The companion format is exciting because it allows the artist to build off of a previously existing body of work. Skins, a deserving recipient of the golden Grammy, was clearly acclaimed enough by some to be considered perfect as is. With the savvy utilization of the companion format, Harley is allowed to build off the themes of Skins, but is granted the freedom to play around with new sounds and themes without affecting the integrity of the original work.

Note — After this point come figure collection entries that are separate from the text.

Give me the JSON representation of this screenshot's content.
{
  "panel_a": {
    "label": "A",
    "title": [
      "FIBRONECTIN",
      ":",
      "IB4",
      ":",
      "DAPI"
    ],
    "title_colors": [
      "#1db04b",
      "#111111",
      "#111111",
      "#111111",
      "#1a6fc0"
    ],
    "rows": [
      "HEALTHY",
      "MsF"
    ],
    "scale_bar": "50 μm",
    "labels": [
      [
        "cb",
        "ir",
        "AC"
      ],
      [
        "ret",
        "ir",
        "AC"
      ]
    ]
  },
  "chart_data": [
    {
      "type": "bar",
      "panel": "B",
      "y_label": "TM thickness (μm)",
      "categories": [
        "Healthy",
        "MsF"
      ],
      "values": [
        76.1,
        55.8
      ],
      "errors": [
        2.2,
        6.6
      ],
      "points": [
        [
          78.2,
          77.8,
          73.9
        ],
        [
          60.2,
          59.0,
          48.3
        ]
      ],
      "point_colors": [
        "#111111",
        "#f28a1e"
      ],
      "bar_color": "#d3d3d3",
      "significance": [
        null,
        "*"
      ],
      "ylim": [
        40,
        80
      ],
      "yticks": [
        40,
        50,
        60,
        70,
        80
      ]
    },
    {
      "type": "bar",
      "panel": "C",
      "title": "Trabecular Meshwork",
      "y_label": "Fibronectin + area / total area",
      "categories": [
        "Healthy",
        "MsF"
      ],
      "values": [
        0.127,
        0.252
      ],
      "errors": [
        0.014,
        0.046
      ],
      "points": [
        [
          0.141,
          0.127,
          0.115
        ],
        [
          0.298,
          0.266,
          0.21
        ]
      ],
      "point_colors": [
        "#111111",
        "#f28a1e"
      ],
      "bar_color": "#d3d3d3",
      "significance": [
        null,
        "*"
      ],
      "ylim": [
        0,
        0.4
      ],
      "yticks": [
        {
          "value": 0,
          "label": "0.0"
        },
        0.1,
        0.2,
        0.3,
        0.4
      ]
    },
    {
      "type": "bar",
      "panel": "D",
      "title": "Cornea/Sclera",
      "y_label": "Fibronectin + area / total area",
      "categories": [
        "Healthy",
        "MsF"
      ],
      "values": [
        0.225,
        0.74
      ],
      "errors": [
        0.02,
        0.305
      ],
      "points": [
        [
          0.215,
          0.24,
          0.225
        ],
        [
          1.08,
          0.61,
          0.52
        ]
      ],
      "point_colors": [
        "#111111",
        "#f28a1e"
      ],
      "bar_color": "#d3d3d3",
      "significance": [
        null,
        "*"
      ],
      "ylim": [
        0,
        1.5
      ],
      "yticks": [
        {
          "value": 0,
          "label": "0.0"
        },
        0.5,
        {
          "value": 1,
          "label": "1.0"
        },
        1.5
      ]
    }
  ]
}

Enter Skins Companion II – a wild, diverse four track exploration of young Stretens’ monumental talent – kicking off with a dark, industrial trap riff on Pusha T‘s philippic verse in “Enough”. There’s an absolutely maniacal build up to Moses Sumney‘s pensive and yearning croons accompanied by haunting piano on “Weekend”. It’s become abundantly clear that Flume is adept in the arena of collaboration. Also noteworthy is “Fantastic”, an off-kilter, smoked out marriage of Flume at his most subdued and Dave, of Glass Animals‘, drawling vocals.

If the flowers in full bloom in Skins’ original artwork mirrors the pop sensibility and lushness of the original work, then the gnarled and thorny branch on Skins Companion II is most certainly indicative of the darkness within. The discord is apparent in the composure of the EP. Skins Companion II is indeed Skins’ decay- and it’s delightful.